Tú solo eras una sustituta.

Pero ahora aprenderás que nadie es irremplazable.

El veneno de sus palabras escocía, pero Jenna no se inmutó.

No podía hacerlo.

No ahora.

No cuando todo pendía de un hilo.

Jenna observó cómo Damian se acercaba a ella para susurrarle unas palabras.

Pudo ver los celos en los ojos de Coty.

—Aún no es tarde para que seas mía, Jenna.

Soy el único que puede salvarte ahora —le susurró al oído con una sonrisa socarrona.

—¡En tus sueños, Damian!

—espetó Jenna con rabia.

El resto de los miembros de la junta directiva se removieron, inquietos en sus asientos, sin querer intervenir, sin querer tomar partido.

Sabían que esto era personal.

Conocían lo que estaba en juego.

Jenna podía sentir sus ojos sobre ella, pero no importaba.

No estaba allí por ellos.

Estaba allí para proteger lo que era suyo.

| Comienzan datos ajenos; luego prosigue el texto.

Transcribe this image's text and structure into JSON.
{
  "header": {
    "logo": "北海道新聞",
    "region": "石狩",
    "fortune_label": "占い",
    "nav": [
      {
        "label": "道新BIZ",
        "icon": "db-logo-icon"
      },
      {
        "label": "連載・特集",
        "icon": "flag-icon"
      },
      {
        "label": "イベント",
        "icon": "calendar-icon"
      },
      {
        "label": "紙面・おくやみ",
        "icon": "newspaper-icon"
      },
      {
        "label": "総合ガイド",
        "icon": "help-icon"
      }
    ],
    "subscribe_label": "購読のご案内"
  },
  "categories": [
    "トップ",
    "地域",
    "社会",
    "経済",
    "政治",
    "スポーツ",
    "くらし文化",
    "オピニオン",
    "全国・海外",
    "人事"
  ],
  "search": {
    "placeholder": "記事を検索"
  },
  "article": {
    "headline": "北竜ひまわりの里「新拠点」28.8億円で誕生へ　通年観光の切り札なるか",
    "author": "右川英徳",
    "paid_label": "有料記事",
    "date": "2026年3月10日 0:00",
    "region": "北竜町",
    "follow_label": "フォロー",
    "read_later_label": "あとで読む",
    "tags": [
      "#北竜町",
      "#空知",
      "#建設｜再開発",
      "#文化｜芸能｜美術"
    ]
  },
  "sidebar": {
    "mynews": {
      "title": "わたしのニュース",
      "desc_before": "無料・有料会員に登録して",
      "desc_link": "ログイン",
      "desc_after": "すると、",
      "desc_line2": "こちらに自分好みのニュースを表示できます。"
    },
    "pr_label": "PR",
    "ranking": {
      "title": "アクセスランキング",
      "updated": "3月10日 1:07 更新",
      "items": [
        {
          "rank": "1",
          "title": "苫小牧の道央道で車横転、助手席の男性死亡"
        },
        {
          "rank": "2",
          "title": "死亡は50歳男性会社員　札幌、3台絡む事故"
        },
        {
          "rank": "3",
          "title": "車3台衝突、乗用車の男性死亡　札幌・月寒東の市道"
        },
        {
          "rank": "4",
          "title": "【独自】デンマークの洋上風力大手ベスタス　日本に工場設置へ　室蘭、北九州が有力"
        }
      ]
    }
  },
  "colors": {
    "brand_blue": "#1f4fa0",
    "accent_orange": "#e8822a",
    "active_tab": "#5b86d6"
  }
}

Antes de que nadie pudiera volver a hablar, George Spears, su padre, se aclaró la garganta, captando la atención.

—Procedamos con la reunión —dijo con su habitual tono ronco—.

Hemos venido aquí para finalizar la decisión.

Como se discutió previamente, vamos a proceder con la transferencia de acciones a una cuenta fiduciaria en beneficio de…
El estómago de Jenna se revolvió de ansiedad.

Ya no estaba escuchando.

Todo se movía demasiado rápido.

La decisión ya estaba tomada en sus mentes, pero no había terminado.

No para ella.

Todavía no.

—¡Papá, no puedes hacerme esto!

¡Tengo tanto derecho como cualquier otra persona en esta sala a expresar mi opinión!

—dijo con ferocidad, pero nadie la escuchaba.

—La votación se llevará a cabo ahora —continuó George, ignorando su arrebato—.

Una vez aprobada, Coty obtendrá el control de las acciones.

El corazón de Jenna latía con fuerza.

Quería decir algo, cualquier cosa para detenerlos.

Para cambiar el rumbo de los acontecimientos antes de que fuera demasiado tarde.

Pero su mente corría y las palabras no le salían.

Justo cuando George hizo un gesto para comenzar la votación, se oyó un repentino estruendo de movimiento en la puerta.

La sala se quedó quieta, y todos se volvieron hacia la entrada, donde las pesadas puertas se abrieron de par en par.

Una figura alta entró, su presencia era innegable.

El aire en la sala pareció cambiar, como si se hubiera cargado con una fuerza que nadie podía controlar.

Alfa Ryker.

A Jenna se le cortó la respiración.

No esperaba que apareciera aquí, al menos no así, no en medio de la tormenta que su familia había creado.

Pero allí estaba él, imponente en el umbral, sus penetrantes ojos azules recorriendo la sala.

No necesitaba decir nada.

Su mera presencia fue suficiente para captar la atención de todos en la sala.

Nadie se atrevía a hablar, sus miradas estaban clavadas en él.

Su mirada gélida se fijó primero en Coty, entrecerrándose con un brillo depredador.

—No harás tal cosa —la voz de Ryker era baja, fría y peligrosa.

Resonó por toda la sala, silenciando hasta el aire.

El rostro de Coty perdió el color, la sonrisa de confianza que había lucido durante la última hora vaciló.

Apretó la mano en el reposabrazos, pero no se atrevió a hablar.

Ryker dio un paso más adentro de la sala, su ancha complexión abriéndose paso por el espacio como una fuerza de la naturaleza.

Cada paso que daba irradiaba poder, y la temperatura de la sala pareció descender varios grados.

—Esta reunión no ha terminado —continuó Ryker, su mirada ahora desplazándose hacia George y los otros miembros de la junta—.

No hasta que yo lo diga.

La sala quedó congelada, suspendida en la tensión que solo Ryker podía provocar.

La decisión aún no se había tomado, pero con su llegada, todo acababa de cambiar.